Привычно давлю раздражение от порядком надоевшего вопроса. Помогает соображение, как хитро можно вырулить на этом повороте к своей теме. Хотя бы в мелочи, хотя бы только в разговоре обойдите еврея, и настроение сразу поднимется.

— Давид Львович, гарантии вам никто не даст. Война дело такое… непредсказуемое. Гарантию может дать только наша победа. А что для этого надо?

Глубокие глаза собеседника смотрят вопросительно.

— Общие усилия для этого нужны. И не только танкистов, лётчиков и других пехотинцев. Ваши, в том числе. Радиоэфир тоже поле боя. Немцы подслушивают нас, мы — их. Мы делаем глушилку, а у них она уже есть. Испытали мы пару неприятных дней при штурме Бреста.

— Вроде мы всё делаем, что можем.

— И огромное спасибо вам за это! Но вынужден признать: немцы по-прежнему сильнее нас в этой области…
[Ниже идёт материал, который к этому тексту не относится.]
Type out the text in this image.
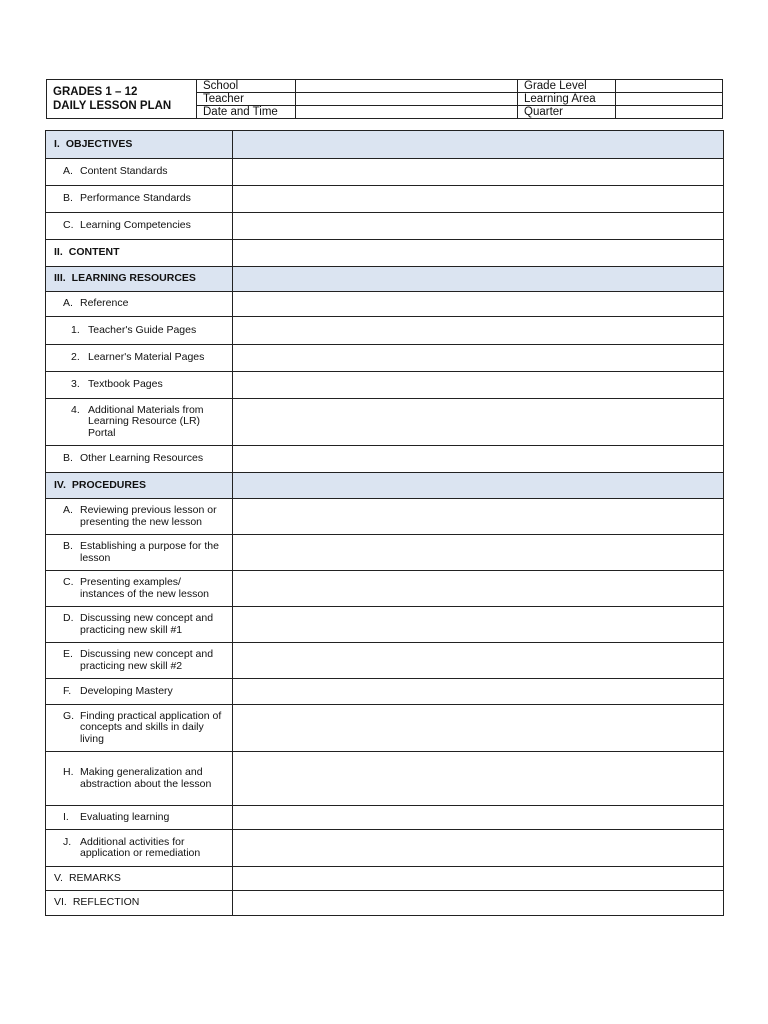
GRADES 1 – 12
DAILY LESSON PLAN	School		Grade Level	
	Teacher		Learning Area	
	Date and Time		Quarter	
I. OBJECTIVES	

A. Content Standards	

B. Performance Standards	

C. Learning Competencies	

II. CONTENT	

III. LEARNING RESOURCES	

A. Reference	

1. Teacher's Guide Pages	

2. Learner's Material Pages	

3. Textbook Pages	

4. Additional Materials from Learning Resource (LR) Portal	

B. Other Learning Resources	

IV. PROCEDURES	

A. Reviewing previous lesson or presenting the new lesson	

B. Establishing a purpose for the lesson	

C. Presenting examples/ instances of the new lesson	

D. Discussing new concept and practicing new skill #1	

E. Discussing new concept and practicing new skill #2	

F. Developing Mastery	

G. Finding practical application of concepts and skills in daily living	

H. Making generalization and abstraction about the lesson	

I. Evaluating learning	

J. Additional activities for application or remediation	

V. REMARKS	

VI. REFLECTION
— Не так уж, — возражает Юделевич, — мы тут внимательно изучили трофейные радиостанции. Практически наши им не уступают.

— Этого мало. У нас нет радаров, у немцев — есть. У них есть радиопеленгаторы, у нас — нет. Понимаете? Это ваше поле боя. И ещё вот что мне надо…

Принимаюсь объяснять свою идею. Связана с радиопеленгацией. Немцы быстро и довольно точно засекают работу радиопередатчиков. Что превращает каждый выход в эфир в сложную боевую операцию. Будет превращать. Когда я начну засылать разведгруппы во вражеский тыл. Придумал, как можно сбивать немцев с толку, но для этого мне нужны…

— Мне нужны радиоимитаторы. Сравнительно небольшие одноразовые передатчики. Их будут сбрасывать с самолёта в заданный район или устанавливать разведгруппы. В заданное время они выходят в эфир и выдают сигнал, похожий на шифрограмму. Понятно, зачем это?

— Хотите перегрузить немцев лишней работой, поставить службе пеленгации массу ложных целей?

Оправдывает репутацию своего народа, как одного из самых умнейших.

— Да. А вот сможете ли вы создать для меня такое оружие?

— Мы попробуем.

Твёрдого ответа не требую. Мне технические возможности этого времени до конца не понятны.

Через полчаса покидаю завод. Всё, что нужно, сделано. Округ, — хотя сейчас фронт, но по сути так округом и остался, — живёт и живёт энергично. На минском ж/д узле вчера видел несколько эшелонов с разбитой техникой. В основном, немецкой. Здесь, в Минске её распотрошат и пустят несколькими потоками. Радиостанции, целые, повреждённые и совсем разбитые — на радиозавод. Разбитые самолёты и их обломки — алюминиевый лом в переплавку. Отправляем его в Ступино. Разбитые двигатели, танковые и авиационные — туда же. Уцелевшие узлы и цельные движки — в автомастерские. Как правило, минскую и барановичскую. Их бригады тут же на специальной площадке потрошат всё, что можно. Снимают пулемёты, инструменты, сливают бензин, — хотя последняя операция очень редка, обычно это делают ещё в войсках. Короче говоря, сдирают всё, что можно, вплоть до гусениц. Танковые башни с уцелевшими пушками забирают УРы. Хотя я Михайлина переориентировал, но «стаканы» с танковыми башнями делать продолжаем. Прижилась технология и металла хватает. Такие огневые точки ставим у мостов и как альтернативу ДЗОТам.